Exclusive: Biden campaign torches Trump after GOP blocks IVF bill


Photo: Win McNamee/Getty Images

The Biden campaign is seizing on Senate Republicans' decision to block a bill enshrining federal protections for in-vitro fertilization (IVF), arguing that former President Trump would have intervened if he truly supported IVF.

Why it matters: Republicans are under massive pressure to distance themselves from the Alabama Supreme Court's ruling that frozen embryos should be considered children, which prompted several of the state's fertility clinics to pause IVF treatments out of fear of prosecution.

  • Trump said in a statement last week that he supports IVF, but a campaign spokesperson declined to say in an interview with ABC News whether the former president would back a federal law protecting access.
  • Sen. Tammy Duckworth (D-Ill.) on Wednesday attempted to pass a bill via unanimous consent that would establish federal IVF protections, but it was blocked by Sen. Cindy Hyde-Smith (R-Miss.).

What they're saying: "It's simple: if Donald Trump supported IVF, he would demand Republicans protect access to it — but he hasn't," Biden campaign spokesperson Lauren Hitt told Axios on Wednesday in a sneak peek at how the campaign intends to approach this issue.

  • President Biden — and Democrats writ large — have explicitly tied the Alabama ruling to the Supreme Court's overturning of Roe v. Wade in June 2022, made possible by Trump's appointment of three conservative justices.
  • "The moment Roe was overturned, Donald Trump's legacy became every abortion ban, limit on women's health care, and any family losing access to the IVF treatment they need across the country," Hitt said.

The other side: Senate Republicans have characterized Duckworth's bill as messaging "bait" and federal overreach, with several — while stating that they support IVF — arguing that the matter should be left to the states.

  • "I support the ability for mothers and fathers to have total access to IVF and bringing new life into the world. I also believe human life should be protected. These are not mutually exclusive," Hyde-Smith argued on the Senate floor.

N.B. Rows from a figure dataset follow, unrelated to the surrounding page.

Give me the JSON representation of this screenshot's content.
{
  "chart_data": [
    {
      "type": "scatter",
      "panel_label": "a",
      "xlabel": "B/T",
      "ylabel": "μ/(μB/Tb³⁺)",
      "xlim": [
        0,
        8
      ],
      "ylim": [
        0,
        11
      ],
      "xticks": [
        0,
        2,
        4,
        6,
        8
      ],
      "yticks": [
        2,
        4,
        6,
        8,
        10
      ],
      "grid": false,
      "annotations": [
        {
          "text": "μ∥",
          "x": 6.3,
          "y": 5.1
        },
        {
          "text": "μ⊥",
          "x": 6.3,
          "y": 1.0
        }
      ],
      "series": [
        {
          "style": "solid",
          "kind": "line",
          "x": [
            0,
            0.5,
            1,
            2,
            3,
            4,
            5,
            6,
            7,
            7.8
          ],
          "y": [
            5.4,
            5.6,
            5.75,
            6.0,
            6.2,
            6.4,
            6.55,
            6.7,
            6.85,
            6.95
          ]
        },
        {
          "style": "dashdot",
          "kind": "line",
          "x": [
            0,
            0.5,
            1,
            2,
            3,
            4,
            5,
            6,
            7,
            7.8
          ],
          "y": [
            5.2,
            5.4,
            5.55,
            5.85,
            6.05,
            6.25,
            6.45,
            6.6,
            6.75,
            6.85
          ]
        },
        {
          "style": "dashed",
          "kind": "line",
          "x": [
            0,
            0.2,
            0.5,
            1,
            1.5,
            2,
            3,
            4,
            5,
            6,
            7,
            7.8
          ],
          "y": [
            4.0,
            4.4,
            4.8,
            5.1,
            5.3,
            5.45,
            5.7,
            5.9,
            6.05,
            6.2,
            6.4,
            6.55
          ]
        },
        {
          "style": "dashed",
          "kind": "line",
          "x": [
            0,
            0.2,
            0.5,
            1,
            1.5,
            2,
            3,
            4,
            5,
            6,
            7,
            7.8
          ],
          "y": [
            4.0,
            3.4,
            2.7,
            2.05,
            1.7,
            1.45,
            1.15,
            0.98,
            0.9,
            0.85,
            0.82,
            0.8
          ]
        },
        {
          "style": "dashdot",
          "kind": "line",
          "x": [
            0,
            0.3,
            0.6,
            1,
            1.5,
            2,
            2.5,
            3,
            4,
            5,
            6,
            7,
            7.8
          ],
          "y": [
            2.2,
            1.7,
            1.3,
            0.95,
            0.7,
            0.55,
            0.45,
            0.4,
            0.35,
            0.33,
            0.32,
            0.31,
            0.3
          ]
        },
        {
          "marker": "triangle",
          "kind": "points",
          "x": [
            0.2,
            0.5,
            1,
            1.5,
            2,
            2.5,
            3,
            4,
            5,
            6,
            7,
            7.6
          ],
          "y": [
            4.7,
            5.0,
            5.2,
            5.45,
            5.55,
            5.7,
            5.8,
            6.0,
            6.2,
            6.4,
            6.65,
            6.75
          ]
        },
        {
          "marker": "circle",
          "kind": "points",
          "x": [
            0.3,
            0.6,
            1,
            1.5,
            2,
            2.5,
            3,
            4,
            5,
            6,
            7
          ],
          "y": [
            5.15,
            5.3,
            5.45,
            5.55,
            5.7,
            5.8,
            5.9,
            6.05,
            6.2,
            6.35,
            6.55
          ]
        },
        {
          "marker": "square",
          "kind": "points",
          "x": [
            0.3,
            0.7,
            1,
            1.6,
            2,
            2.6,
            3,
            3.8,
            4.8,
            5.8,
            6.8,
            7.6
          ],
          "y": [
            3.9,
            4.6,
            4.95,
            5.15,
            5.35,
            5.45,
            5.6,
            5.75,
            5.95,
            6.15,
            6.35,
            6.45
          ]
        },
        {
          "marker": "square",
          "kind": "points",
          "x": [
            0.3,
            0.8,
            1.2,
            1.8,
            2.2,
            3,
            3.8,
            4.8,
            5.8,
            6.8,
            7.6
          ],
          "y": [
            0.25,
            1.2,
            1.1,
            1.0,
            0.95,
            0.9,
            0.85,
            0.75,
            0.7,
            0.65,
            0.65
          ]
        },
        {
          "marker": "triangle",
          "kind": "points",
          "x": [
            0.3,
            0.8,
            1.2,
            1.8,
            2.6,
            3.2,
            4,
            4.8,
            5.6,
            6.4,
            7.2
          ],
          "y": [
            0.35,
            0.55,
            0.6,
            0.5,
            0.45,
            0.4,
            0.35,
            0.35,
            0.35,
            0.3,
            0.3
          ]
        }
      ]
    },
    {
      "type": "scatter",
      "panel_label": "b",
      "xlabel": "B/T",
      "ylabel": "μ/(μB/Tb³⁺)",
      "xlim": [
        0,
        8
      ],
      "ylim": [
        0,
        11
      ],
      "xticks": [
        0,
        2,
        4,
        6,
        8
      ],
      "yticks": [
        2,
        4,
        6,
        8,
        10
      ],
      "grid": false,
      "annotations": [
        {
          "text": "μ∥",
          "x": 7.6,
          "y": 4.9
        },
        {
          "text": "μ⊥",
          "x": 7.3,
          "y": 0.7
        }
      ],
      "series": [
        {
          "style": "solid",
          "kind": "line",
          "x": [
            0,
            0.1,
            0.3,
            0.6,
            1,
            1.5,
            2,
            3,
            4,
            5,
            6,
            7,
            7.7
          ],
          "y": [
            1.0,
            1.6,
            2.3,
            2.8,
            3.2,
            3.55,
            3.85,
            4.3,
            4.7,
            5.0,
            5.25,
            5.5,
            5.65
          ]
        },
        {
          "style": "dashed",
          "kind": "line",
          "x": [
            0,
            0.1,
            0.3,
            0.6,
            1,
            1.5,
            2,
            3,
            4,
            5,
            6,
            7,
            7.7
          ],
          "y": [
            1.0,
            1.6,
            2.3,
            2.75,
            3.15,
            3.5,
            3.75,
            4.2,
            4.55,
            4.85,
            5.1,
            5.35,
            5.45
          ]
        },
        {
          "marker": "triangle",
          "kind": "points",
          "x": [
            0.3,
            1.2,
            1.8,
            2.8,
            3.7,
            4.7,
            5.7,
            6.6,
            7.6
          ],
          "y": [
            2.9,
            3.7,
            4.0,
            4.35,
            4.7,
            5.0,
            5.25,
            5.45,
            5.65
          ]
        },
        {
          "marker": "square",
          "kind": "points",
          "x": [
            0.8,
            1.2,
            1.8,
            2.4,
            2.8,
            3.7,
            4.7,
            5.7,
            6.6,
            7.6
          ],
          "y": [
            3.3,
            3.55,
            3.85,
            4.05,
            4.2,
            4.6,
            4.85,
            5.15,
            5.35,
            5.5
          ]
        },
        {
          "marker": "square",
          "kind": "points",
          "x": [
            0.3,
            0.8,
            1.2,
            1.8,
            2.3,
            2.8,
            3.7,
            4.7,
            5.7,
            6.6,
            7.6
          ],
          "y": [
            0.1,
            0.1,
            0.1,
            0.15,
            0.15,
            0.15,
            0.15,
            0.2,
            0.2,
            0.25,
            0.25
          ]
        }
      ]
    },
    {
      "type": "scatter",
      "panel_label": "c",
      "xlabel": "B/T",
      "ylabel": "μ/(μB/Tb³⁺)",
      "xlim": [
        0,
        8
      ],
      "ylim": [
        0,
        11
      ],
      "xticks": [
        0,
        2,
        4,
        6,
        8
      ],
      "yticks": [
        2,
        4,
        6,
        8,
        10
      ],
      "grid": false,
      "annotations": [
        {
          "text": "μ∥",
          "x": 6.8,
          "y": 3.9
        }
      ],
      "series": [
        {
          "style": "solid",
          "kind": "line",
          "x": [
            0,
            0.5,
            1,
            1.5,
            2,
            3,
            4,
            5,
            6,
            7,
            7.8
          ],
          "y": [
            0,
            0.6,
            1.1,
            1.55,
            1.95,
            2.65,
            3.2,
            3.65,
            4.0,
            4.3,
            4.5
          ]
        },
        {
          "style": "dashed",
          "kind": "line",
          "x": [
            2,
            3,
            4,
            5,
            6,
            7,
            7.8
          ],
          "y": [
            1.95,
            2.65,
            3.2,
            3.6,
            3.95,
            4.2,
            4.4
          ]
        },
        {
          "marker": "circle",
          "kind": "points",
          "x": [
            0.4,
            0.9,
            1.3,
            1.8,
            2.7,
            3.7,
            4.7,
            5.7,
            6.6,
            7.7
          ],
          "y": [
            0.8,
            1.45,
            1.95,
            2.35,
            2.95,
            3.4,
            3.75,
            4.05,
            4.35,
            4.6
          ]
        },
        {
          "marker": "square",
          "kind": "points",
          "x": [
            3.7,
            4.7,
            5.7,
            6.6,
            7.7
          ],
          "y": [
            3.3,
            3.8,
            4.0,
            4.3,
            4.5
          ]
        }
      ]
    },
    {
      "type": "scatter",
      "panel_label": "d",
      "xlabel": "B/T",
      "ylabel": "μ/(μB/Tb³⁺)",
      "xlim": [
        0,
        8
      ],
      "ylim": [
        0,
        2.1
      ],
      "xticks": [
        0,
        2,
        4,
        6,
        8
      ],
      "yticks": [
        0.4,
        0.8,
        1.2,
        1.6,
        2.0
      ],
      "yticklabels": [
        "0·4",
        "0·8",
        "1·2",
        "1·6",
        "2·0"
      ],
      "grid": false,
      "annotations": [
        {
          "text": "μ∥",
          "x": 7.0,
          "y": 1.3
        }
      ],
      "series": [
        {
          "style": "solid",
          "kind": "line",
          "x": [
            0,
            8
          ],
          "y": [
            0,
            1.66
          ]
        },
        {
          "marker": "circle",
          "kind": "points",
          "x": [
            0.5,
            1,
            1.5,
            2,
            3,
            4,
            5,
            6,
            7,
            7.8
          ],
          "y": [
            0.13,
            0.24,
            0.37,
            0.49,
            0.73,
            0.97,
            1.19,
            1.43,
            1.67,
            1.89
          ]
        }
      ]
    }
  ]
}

The big picture: Some Republicans are grappling with how to square their professed support for IVF with their past endorsement of a bill that declared life begins at conception, given that leftover embryos are often discarded as medical waste.

  • As with abortion rights, public opinion polling suggests that the IVF backlash could pose a huge electoral threat to Republicans in November.
  • 66% of the public oppose designating IVF embryos as children and holding those who destroy them legally responsible, according to an Axios-Ipsos poll released Wednesday.
  • Former Trump adviser Kellyanne Conway shared polling with Republicans in December that found an astonishing 86% of voters support IVF.